Vivendo na Grande Canção, sem lei nem ordem Monstro Manipulador de Serpentes 4753 palavras 2026-01-19 08:37:30

No edifício da Superintendência Imperial, naquele momento, Zhao Jun estava sentado no assento principal do grande salão.
Cao Xiu ocupava outro lado.
Dos dois lados, soldados da Superintendência Imperial estavam alinhados em formação; os comandantes Wang Ze, Wu Zhangruo, Zhong Bao e Gu Maozhi, assim como o secretário Chen Zhong e o supervisor Wang He, permaneciam respeitosamente em pé ao lado.
Ajoelhados à frente, estavam Li Bin, Zhou Wenyuan, Yu Ji e cinco outros comandantes.
Zhao Jun olhou de cima para os presentes e balançou a cabeça:
— Dos cinco oficiais principais da Superintendência Imperial, três traíram. Entre dez comandantes, seis se rebelaram. De cinco mil homens, descontando a Guarda Imperial, que só obedece às ordens do soberano, mais de dois mil agentes secretos, e desses, mais de seiscentos venderam informações em segredo. Vocês são realmente ousados.
Ao lado, o semblante de Cao Xiu não estava nada bom.
Como chefe da Superintendência, o estado de corrupção dos seus subordinados estava diretamente ligado à sua falha em extirpar as ervas daninhas a tempo.
Mas pouco podia fazer.
A Superintendência Imperial nunca teve poderes tão extensos; antes, ainda tinha o vice-superintendente Wang Shilong a lhe fazer frente. Ter dois comandantes de confiança e uns duzentos ou trezentos agentes leais já era muito; impossível controlar perfeitamente mais de cinco mil pessoas.
Abaixo, Li Bin, Zhou Wenyuan e os demais estavam lívidos; não era de se admirar que, durante a conversa anterior entre Zhao Jun e Li Dewen, Zhao Jun tivesse dito que já possuía provas dos crimes daqueles homens, apenas aguardando o momento de extirpar os vermes da Superintendência.
O que não imaginavam é que a missão de investigação dada por Zhao Jun não passava de uma armadilha.
Provavelmente, todos os investigados, nos últimos dias, estiveram sob o olhar atento do chefe. Embora tenham enviado outros para conversar em seu lugar, todas as suas ações estavam expostas.
Isso causava calafrios em todos, exceto nos aliados de confiança de Cao Xiu, Wang Ze e Gu Maozhi; Wu Zhangruo, Zhong Bao, Chen Zhong e Wang He sentiam-se aliviados.
Da última vez, ao ver Zhao Jun destituir Wang Shilong sem hesitar, passaram a temê-lo; apesar da tentação de vender informações por lucro, hesitaram e, temendo o poder de Zhao Jun, não ousaram agir.

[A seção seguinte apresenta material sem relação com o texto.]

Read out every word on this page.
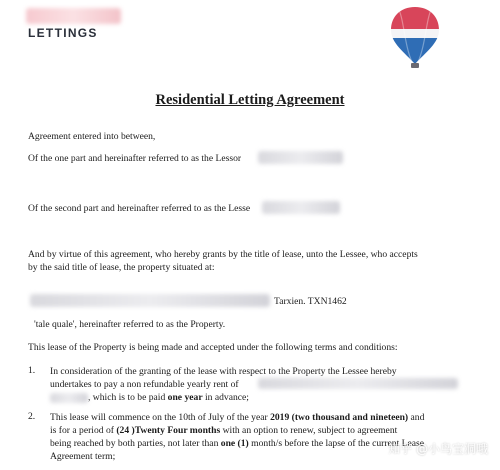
LETTINGS
Residential Letting Agreement
Agreement entered into between,
Of the one part and hereinafter referred to as the Lessor
Of the second part and hereinafter referred to as the Lesse
And by virtue of this agreement, who hereby grants by the title of lease, unto the Lessee, who accepts
by the said title of lease, the property situated at:
Tarxien. TXN1462
'tale quale', hereinafter referred to as the Property.
This lease of the Property is being made and accepted under the following terms and conditions:
1. In consideration of the granting of the lease with respect to the Property the Lessee hereby
undertakes to pay a non refundable yearly rent of
, which is to be paid one year in advance;
2. This lease will commence on the 10th of July of the year 2019 (two thousand and nineteen) and
is for a period of (24 )Twenty Four months with an option to renew, subject to agreement
being reached by both parties, not later than one (1) month/s before the lapse of the current Lease
Agreement term;
知乎 @小鸟宝洞哦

Por isso, cumpriram suas tarefas com dedicação; mesmo que as investigações fossem superficiais, conseguiram reunir informações em poucos dias, motivo pelo qual Zhao Jun não os culpou.
Agora, os oito homens ajoelhados, todos de cargos médios ou altos na Superintendência, estavam arrasados.
Zhao Jun disse, com voz fria:
— Vocês oito inúteis, receberam uma chance e desperdiçaram. Mandei que investigassem os outros, mas vocês se aliaram a inimigos externos, prejudicando a autoridade da Superintendência Imperial. Merecem a morte!
Li Bin, cerrando os dentes, respondeu:
— Chefe, fomos, no máximo, incompetentes, não conseguimos encontrar provas dos crimes deles. Como pode nos acusar de traição? Alguém está nos caluniando, peço que investigue.
Zhao Jun sorriu, pegou um registro da mesa e lançou-o ao chão:
— Mesmo diante da morte, não confessam? Não faz mal. Vejam com os próprios olhos os registros, detalhando como venderam informações: datas, locais, testemunhas, provas materiais, tudo está aí.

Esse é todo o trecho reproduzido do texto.